I have a dataframe like below and need to find the least value except zeros and add it in a new column as 'Least'.
Column1 | Column2 | Column3 |
---|---|---|
100.0 | 120.0 | 150.0 |
200.0 | 0.0 | 0.0 |
0.0 | 20.0 | 100.0 |
I tried with least() function but I didn't get the expected output.

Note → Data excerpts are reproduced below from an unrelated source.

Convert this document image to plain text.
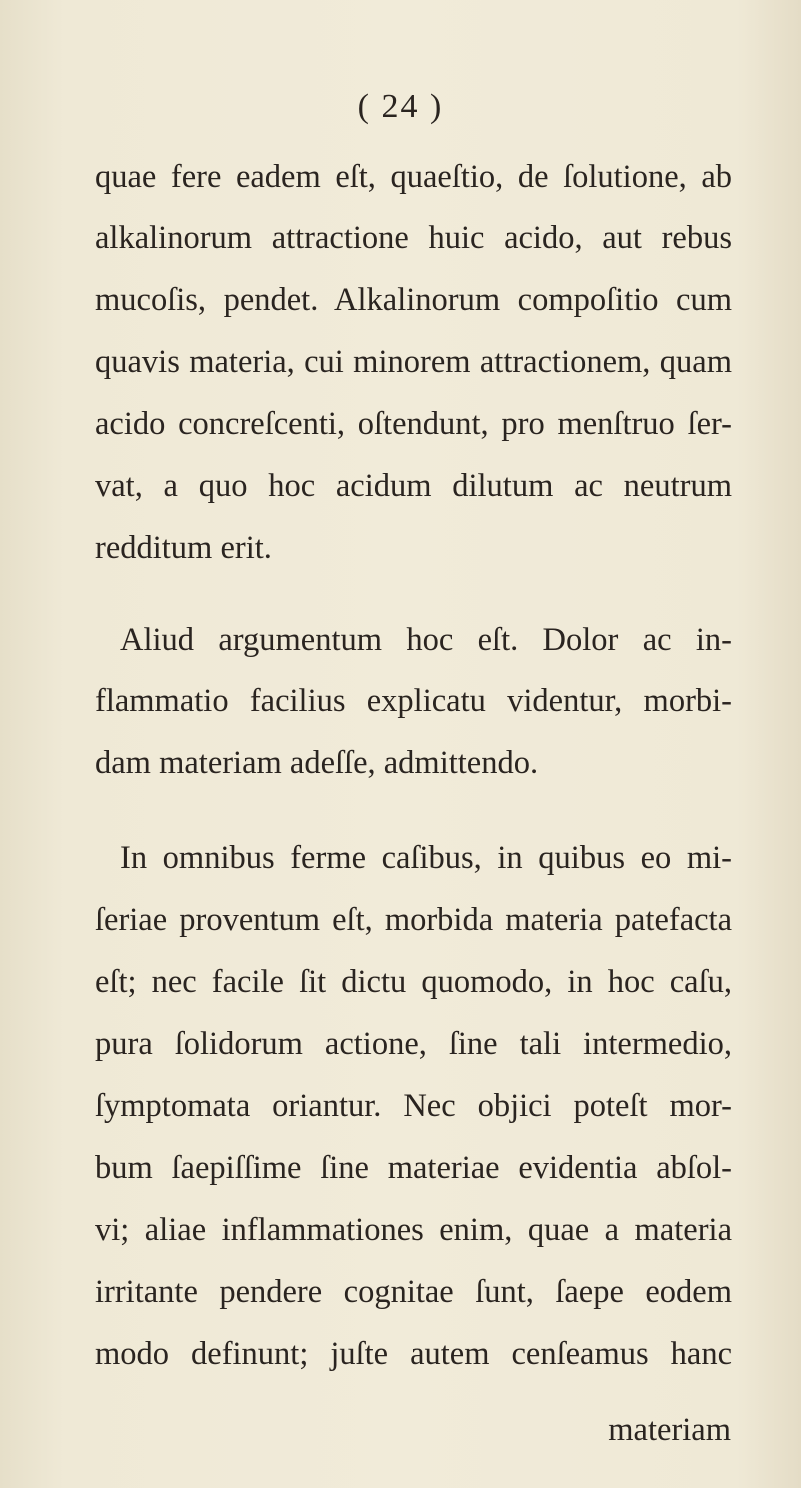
( 24 )
quae fere eadem eſt, quaeſtio, de ſolutione, ab
alkalinorum attractione huic acido, aut rebus
mucoſis, pendet. Alkalinorum compoſitio cum
quavis materia, cui minorem attractionem, quam
acido concreſcenti, oſtendunt, pro menſtruo ſer-
vat, a quo hoc acidum dilutum ac neutrum
redditum erit.
Aliud argumentum hoc eſt. Dolor ac in-
flammatio facilius explicatu videntur, morbi-
dam materiam adeſſe, admittendo.
In omnibus ferme caſibus, in quibus eo mi-
ſeriae proventum eſt, morbida materia patefacta
eſt; nec facile ſit dictu quomodo, in hoc caſu,
pura ſolidorum actione, ſine tali intermedio,
ſymptomata oriantur. Nec objici poteſt mor-
bum ſaepiſſime ſine materiae evidentia abſol-
vi; aliae inflammationes enim, quae a materia
irritante pendere cognitae ſunt, ſaepe eodem
modo definunt; juſte autem cenſeamus hanc
materiam
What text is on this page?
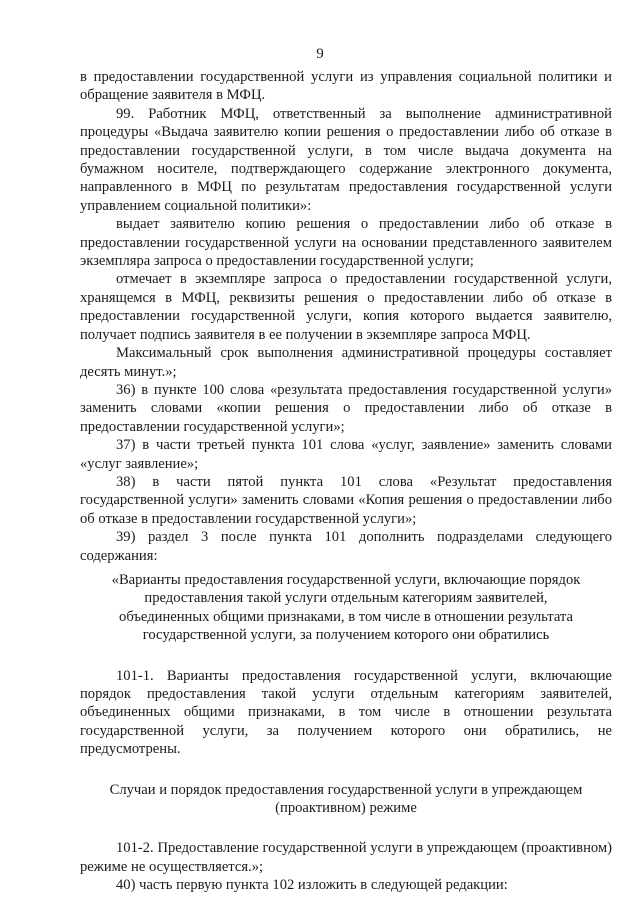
9

в предоставлении государственной услуги из управления социальной политики и обращение заявителя в МФЦ.

99. Работник МФЦ, ответственный за выполнение административной процедуры «Выдача заявителю копии решения о предоставлении либо об отказе в предоставлении государственной услуги, в том числе выдача документа на бумажном носителе, подтверждающего содержание электронного документа, направленного в МФЦ по результатам предоставления государственной услуги управлением социальной политики»:

выдает заявителю копию решения о предоставлении либо об отказе в предоставлении государственной услуги на основании представленного заявителем экземпляра запроса о предоставлении государственной услуги;

отмечает в экземпляре запроса о предоставлении государственной услуги, хранящемся в МФЦ, реквизиты решения о предоставлении либо об отказе в предоставлении государственной услуги, копия которого выдается заявителю, получает подпись заявителя в ее получении в экземпляре запроса МФЦ.

Максимальный срок выполнения административной процедуры составляет десять минут.»;

36) в пункте 100 слова «результата предоставления государственной услуги» заменить словами «копии решения о предоставлении либо об отказе в предоставлении государственной услуги»;

37) в части третьей пункта 101 слова «услуг, заявление» заменить словами «услуг заявление»;

38) в части пятой пункта 101 слова «Результат предоставления государственной услуги» заменить словами «Копия решения о предоставлении либо об отказе в предоставлении государственной услуги»;

39) раздел 3 после пункта 101 дополнить подразделами следующего содержания:

«Варианты предоставления государственной услуги, включающие порядок предоставления такой услуги отдельным категориям заявителей, объединенных общими признаками, в том числе в отношении результата государственной услуги, за получением которого они обратились

101-1. Варианты предоставления государственной услуги, включающие порядок предоставления такой услуги отдельным категориям заявителей, объединенных общими признаками, в том числе в отношении результата государственной услуги, за получением которого они обратились, не предусмотрены.

Случаи и порядок предоставления государственной услуги в упреждающем (проактивном) режиме

101-2. Предоставление государственной услуги в упреждающем (проактивном) режиме не осуществляется.»;

40) часть первую пункта 102 изложить в следующей редакции:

expected output would be like below.
Column1 | Column2 | Column3 | Least |
---|---|---|---|
100.0 | 120.0 | 150.0 | 100.0 |
200.0 | 0.0 | 0.0 | 200.0 |
0.0 | 20.0 | 100.0 | 20.0 |
You can do something like this to get the least values
import sparkSession.implicits._
val df = List(
(100.0, 120.0, 150.0),
(200.0, 0.0, 0.0),
(0.0, 20.0, 100.0)
).toDF("column1", "column2", "column3")
val columns = df.columns.toSeq
val leastRow = least(
columns map col: _*
).alias("min")
df.select($"*", leastRow).show
Try to improve the leastRow method to ignore the zero values. think about replacing the zero values with the maximum possible float value in your use case, Double.PositiveInfinity in general ect.. Do not hesitate to post your work and be sure that you'll get help ! Good luck.